Forecasting Francesco Totti’s final season in a Roma shirt was always bound to be a frustrating task. All parties involved, including Totti himself, readily admit that he’s no longer a 90 minute player week-in-week-out, but as last spring showed, Totti, when deployed as a second half sub, is perhaps the game’s most dangerous and influential weapon. In a sense he’s like a sixth man in the NBA, the guy who comes off the bench with one job and one job only, light shit up, or like an elite MLB closer, the guy who, when he toes the mound, signals the death knell for the opposition.
The only wrinkle to this grand plan was Luciano Spalletti’s substitution patterns. With a solid quartet of Edin Dzeko, Stephan El Shaarawy, Mohamed Salah and Diego Perotti at his disposal--and with a reliance on the 4-3-3--there wasn’t an immediate role for Totti. So, at least through the first month or so it seemed like we were destined for a repeat of last season’s In Case of Emergency, Break Glass for Totti approach.
That was until Totti went wire to wire against Crotone midweek, marking his first full 90 minute performance since May of 2015, and what a performance it was. Outside of yet another sublime assist, Totti ripped off four shots, chipped in three key passes and completed four successful crosses.

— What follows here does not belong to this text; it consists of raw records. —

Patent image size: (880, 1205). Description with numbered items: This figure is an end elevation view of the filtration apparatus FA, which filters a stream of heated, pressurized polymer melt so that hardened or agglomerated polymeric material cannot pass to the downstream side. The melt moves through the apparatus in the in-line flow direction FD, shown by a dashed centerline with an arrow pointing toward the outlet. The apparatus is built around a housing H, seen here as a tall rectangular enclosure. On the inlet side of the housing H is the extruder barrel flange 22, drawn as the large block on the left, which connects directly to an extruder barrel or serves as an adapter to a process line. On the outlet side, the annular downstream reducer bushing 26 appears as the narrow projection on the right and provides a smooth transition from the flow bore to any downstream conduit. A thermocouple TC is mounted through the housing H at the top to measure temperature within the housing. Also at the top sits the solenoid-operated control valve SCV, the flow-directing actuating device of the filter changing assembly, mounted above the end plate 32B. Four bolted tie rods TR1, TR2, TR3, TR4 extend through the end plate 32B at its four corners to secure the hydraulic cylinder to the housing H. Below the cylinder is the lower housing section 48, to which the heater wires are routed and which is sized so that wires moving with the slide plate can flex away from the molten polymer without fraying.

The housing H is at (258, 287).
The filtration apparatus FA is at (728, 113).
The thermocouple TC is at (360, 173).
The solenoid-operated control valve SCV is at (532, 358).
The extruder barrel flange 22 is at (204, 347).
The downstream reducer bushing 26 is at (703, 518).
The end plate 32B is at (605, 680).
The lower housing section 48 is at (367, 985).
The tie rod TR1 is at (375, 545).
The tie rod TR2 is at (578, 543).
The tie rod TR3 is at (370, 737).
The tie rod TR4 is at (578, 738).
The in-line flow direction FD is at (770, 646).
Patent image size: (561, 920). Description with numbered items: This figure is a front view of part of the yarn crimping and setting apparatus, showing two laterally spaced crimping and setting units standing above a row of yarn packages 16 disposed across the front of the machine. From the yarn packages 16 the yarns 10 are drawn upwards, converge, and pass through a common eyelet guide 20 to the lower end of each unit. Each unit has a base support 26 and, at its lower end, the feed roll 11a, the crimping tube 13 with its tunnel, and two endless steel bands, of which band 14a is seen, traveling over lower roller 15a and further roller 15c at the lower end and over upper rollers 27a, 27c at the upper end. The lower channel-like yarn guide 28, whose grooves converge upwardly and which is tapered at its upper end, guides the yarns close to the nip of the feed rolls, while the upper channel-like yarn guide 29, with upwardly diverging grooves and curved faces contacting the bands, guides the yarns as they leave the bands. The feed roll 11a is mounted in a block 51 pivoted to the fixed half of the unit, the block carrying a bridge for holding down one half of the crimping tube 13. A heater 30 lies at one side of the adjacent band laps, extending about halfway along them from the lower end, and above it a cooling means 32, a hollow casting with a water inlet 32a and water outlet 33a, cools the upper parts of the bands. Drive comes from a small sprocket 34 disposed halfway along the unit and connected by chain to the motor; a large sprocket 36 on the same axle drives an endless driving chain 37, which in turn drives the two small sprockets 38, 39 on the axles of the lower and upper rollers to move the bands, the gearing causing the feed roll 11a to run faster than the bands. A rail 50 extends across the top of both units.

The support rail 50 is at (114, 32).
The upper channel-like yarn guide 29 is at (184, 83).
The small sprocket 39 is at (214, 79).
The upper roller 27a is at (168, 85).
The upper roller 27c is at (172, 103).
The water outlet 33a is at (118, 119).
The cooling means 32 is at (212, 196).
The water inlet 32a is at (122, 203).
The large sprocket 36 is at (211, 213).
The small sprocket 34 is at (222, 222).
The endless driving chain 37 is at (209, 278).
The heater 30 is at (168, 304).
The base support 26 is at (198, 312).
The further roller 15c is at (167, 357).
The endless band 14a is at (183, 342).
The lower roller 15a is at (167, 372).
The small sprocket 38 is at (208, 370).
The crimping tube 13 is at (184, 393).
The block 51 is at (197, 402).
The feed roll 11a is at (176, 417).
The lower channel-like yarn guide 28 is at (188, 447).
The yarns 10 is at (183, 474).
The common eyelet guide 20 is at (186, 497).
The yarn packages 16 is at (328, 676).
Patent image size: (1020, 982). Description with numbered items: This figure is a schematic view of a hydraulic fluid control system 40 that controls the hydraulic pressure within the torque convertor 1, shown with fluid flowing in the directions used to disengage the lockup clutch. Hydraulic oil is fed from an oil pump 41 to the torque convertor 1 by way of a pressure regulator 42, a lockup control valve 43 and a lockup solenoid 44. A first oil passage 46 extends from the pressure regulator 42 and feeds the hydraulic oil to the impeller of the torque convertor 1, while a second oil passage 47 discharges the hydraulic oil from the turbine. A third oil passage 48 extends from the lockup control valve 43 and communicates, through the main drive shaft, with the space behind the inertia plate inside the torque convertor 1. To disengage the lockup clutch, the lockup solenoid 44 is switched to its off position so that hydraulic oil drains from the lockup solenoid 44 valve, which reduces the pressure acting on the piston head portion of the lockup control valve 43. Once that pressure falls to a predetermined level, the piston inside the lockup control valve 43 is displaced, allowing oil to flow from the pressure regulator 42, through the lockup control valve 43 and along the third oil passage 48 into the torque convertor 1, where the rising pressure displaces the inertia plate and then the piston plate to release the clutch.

It was in so many ways a vintage Totti performance; goals or not, his touch on the ball, his vision and the ability to make a play is what always set Totti apart.
While this 90 minutes of mastery has become a bit of an anomaly for late-age Totti, it was the latest in a string of sublime performances from Totti, who now has one goal and two assists in all of 147 minutes of action this season, to go along with his four goals in six matches down the stretch last season.
But back to this year for a minute. In those three matches and 147 minutes, Totti’s 1.22 assists per 90 minutes is second in the league, while his 4.26 assists per 90 minutes actually leads the league. And all this comes when he’s averaging only 37 passes per match (or some 50 per 90). Oh, and did we mention that he’ll be 40 in, like, four days?
And if we trace his goal scoring per 90 minutes back to when his last minute heroics began last spring, Totti is averaging an astounding 1.46 goals per 90 minutes over his past nine league appearances. Athletes aren’t supposed to be able to be this good for this long, and seldom are they willing to accept a smaller, albeit still critical role, with the grace Totti has, bar that one interview last winter.
Honestly, I’m not even certain what the point of this article is other than to bask in his continued amazement, but perhaps no one summed it up better than Totti’s most recently vanquished opponent, Crotone manager Davida Nicola:
Totti lives one minute ahead of everybody else," Nicola said in his postmatch news conference.
If only I could put my own players' clocks forward a minute ... his intuition is phenomenal. To be decisive still at 40 means he has an engine but also the ability to give people so many emotions, and a passion which goes beyond all barriers.
Totti’s continued influence on the game--which, as we just pointed out, remains at an elite level—and his ability to make an immediate impact on the match regardless of the game state has led some to speculate that his career may extend beyond this season.
I won’t go so far as to say that Totti could bag another 25 goals to catch Silvio Piola atop Serie A’s goal scoring ladder, but another 12 to 18 months as a supersub certainly seems plausible at this point, doesn’t it?
While age has worn down his agility and athleticism, it has done very little to blunt his intuition and his intellect, both of which could and would remain useful to Roma beyond June 30, 2017.